H. Clarke Romans, the executive director of the National Alliance on Mental Illness of Southern Arizona, liked what he saw from Tucson police.

“I am sure that the CIT (crisis intervention training) had a profound impact on the 10-hour standoff,” Romans said.

It is a situation where you could easily imagine the outcome being the bullet-riddled body of Mr. Mills and a halfhearted investigation of police conduct. Now Mills has a chance at life, small though it may be with prison looming and little help to be found there.

The young man involved in Wednesday’s second incident, Kyle Montgomery, is also lucky to be alive, though a Pima County sheriff’s deputy did shoot him in the shoulder. Deputies were called to a Family Dollar in Picture Rocks, and Montgomery fled when they arrived and hid from them. He raised a short-barreled rifle when they found him, and a deputy fired, authorities said.

The problem is our system still fails to deal well with people like Montgomery, putting them, law-enforcement officers and the public in danger.

Montgomery was in trouble just last week, on Dec. 30, when he fled from U.S. marshals looking for someone else, running into traffic on I-10 near Ina Road and stabbing himself in the neck. He was in the hospital a few days for treatment of the neck wound, then taken to Sonora Behavioral Health.

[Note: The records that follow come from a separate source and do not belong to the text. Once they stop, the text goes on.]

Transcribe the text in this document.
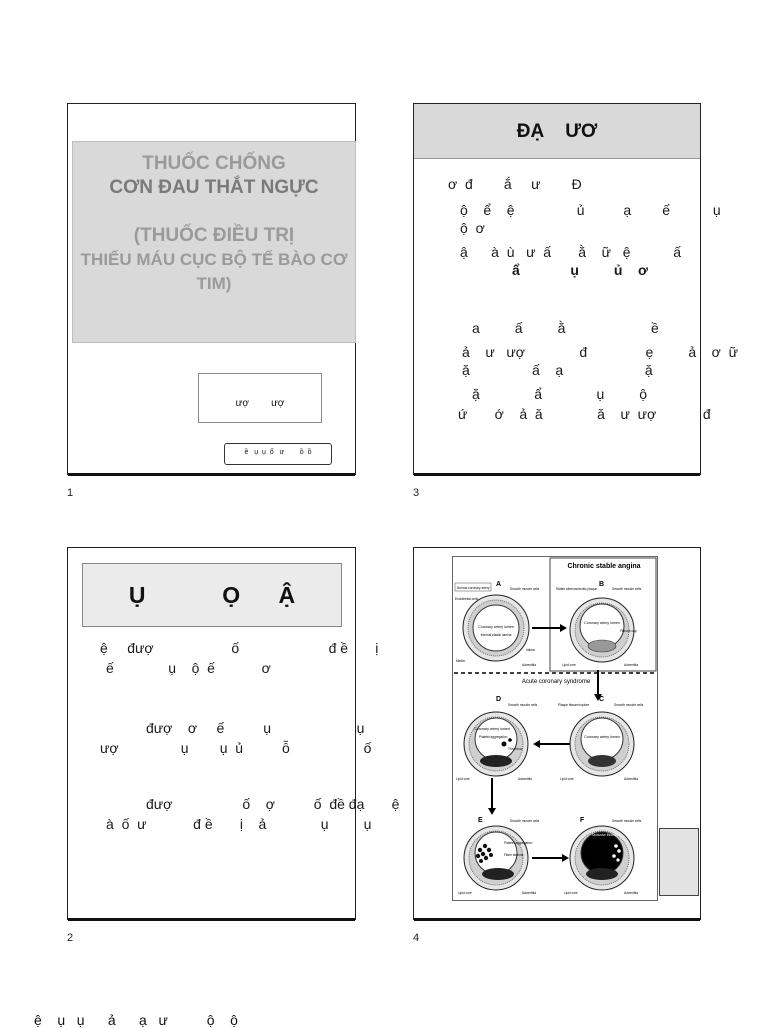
THUỐC CHỐNG
CƠN ĐAU THẮT NGỰC
(THUỐC ĐIỀU TRỊ
THIẾU MÁU CỤC BỘ TẾ BÀO CƠ TIM)
ượ        ượ
ề   ụ  ụ  ổ   ư        ồ  ồ
1
ĐẠ    ƯƠ
ơ  đ        ắ     ư        Đ
ộ    ể    ệ                ủ          ạ        ế           ụ
ộ  ơ
ậ      à  ù   ư  ấ       ằ    ữ   ệ           ấ
ẩ             ụ         ủ    ơ
a         ấ         ằ                      ề
ả    ư   ượ              đ               ẹ         ả    ơ  ữ
ặ                ấ    ạ                     ặ
ặ              ẩ              ụ         ộ
ứ       ớ    ả  ă              ă    ư  ượ            đ
3
Ụ            Ọ      Ậ
ệ     đượ                    ố                       đ ề       ị
ế              ụ    ộ  ế            ơ
đượ    ơ     ế          ụ                      ụ
ượ                ụ        ụ  ủ          ỗ                   ố
đượ                  ố    ợ          ố  đề đạ       ệ
à  ố  ư            đ ề       ị    ả              ụ         ụ
2
Chronic stable angina
Acute coronary syndrome
A
Normal coronary artery
Coronary artery lumen
Smooth muscle cells
Endothelial cells
Internal elastic lamina
Intima
Media
Adventitia
B
Coronary artery lumen
Stable atherosclerotic plaque	Smooth muscle cells
Fibrous cap
Lipid core	Adventitia
D	C
Coronary artery lumen
Plaque fissure/rupture	Smooth muscle cells
Lipid core	Adventitia
Coronary artery lumen
Platelet aggregation
Thrombus
Smooth muscle cells
Lipid core	Adventitia
E
Platelet aggregation
Fibrin strands
Smooth muscle cells
Lipid core	Adventitia
F
Occlusive thrombus
Smooth muscle cells
Lipid core	Adventitia
4
ệ    ụ   ụ      ả      ạ   ư          ộ    ộ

Sheriff Chris Nanos said that by the time deputies went to serve him with a warrant to have an involuntary mental-health evaluation, he had already been released.

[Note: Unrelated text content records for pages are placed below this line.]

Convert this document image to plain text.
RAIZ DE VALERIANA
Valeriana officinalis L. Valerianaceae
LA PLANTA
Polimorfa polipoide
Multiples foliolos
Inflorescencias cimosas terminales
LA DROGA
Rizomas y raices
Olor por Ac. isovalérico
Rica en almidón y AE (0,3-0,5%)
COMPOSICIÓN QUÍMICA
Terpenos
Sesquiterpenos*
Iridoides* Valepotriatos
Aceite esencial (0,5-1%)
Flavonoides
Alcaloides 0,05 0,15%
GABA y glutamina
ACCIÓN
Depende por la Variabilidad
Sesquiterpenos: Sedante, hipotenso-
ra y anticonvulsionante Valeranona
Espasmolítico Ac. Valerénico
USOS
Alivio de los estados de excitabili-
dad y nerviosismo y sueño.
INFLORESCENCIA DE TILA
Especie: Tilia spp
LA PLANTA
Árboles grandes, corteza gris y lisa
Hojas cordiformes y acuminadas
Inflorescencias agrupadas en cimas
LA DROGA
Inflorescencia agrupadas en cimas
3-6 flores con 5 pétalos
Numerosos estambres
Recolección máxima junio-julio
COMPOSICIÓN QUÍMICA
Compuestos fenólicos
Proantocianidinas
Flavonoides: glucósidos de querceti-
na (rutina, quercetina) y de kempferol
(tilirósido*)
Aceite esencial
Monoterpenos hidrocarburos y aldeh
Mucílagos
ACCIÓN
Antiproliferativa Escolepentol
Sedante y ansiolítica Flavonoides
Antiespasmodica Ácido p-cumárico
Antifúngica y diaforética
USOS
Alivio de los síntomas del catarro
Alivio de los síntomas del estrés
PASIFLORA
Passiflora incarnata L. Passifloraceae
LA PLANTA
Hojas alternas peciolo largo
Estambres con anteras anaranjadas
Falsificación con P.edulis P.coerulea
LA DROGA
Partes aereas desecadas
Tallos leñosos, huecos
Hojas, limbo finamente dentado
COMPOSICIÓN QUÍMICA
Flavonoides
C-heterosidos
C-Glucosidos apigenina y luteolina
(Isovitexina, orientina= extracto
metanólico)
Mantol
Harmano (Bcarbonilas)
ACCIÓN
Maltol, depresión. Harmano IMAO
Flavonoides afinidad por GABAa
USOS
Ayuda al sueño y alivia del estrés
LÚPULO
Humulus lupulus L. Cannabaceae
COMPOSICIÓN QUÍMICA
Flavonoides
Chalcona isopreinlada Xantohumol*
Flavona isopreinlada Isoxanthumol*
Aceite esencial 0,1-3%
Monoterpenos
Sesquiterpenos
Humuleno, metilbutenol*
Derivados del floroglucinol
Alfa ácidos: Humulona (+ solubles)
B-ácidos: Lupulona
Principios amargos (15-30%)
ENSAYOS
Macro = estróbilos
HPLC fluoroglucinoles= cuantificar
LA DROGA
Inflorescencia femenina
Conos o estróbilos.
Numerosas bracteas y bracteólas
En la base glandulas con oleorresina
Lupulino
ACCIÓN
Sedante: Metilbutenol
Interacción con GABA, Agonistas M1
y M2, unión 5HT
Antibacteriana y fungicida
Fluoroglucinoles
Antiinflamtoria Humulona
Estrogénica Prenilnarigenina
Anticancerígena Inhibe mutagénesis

“This man is going to be killed or kill somebody, and that is a shame. Nobody can seem to figure this out,” Nanos said. “If he’d have shot one of my deputies, God forbid, this would be a completely different conversation.”

Montgomery’s mother, Dawn Wilson, told me he’s been having substance-abuse and mental-health problems for a few years. He spent more than two years in prison for burglary, getting out last fall, and returned straight to the bad scene that had gotten him in trouble in the first place.

“Nothing good came out of going to prison,” she said. “He came out a different person.”

In other words, he came out worse off then he already was.

She was disappointed that Sonora discharged him Tuesday before he was any better. They would not pursue involuntary treatment, Wilson said, because his problems were depression and substance abuse.

That infuriates Nanos. He feels the area’s cops have drastically improved their response to people in mental crisis, but the system is now failing the officers who put in that effort, as well as the mentally ill.

“For five years now, we’ve recognized our failings,” Nanos said. “We weren’t keeping track of people. We just turned them loose. Jared Loughner woke us up.”

Now, he said, “We’re putting in an effort, and we’re not seeing a return.”

Part of the problem is systemic and seems almost impossible to resolve. Our laws in Arizona are progressive — they allow an adult to petition for the involuntary evaluation of another person even if it’s just because the other person is “persistently or acutely disabled.” But young men like Montgomery are still adults and have the legal right to turn down treatment and fight involuntary commitments.

Another part of the problem is financial, Romans said.

“We’ve cut mental-health funding year after year after year, and case managers don’t have what they should have in terms of clients. (Instead of) like 30 clients — they’ve got 100,” he said.

When we reduce taxes and impose hiring freezes, that comes with a cost. We can’t help as many people who need it.

But of course we don’t generally hear of the success stories, either. I sat in on a conference call with Mark Kelly and Gabrielle Giffords Thursday, and he pointed out the positive news.

While outlining his gun-related executive actions Tuesday, President Obama also announced $500 million in additional spending on mental-health care and reporting, Kelly pointed out. He also noted that if a person in crisis gets help and gets better, that tends to go unnoticed.

True enough, yet the coincidence of two mental-health-related police emergencies in Tucson Wednesday, during the same week of the anniversary of the Jan. 8, 2011, attacks, shows how much more progress we still have to make.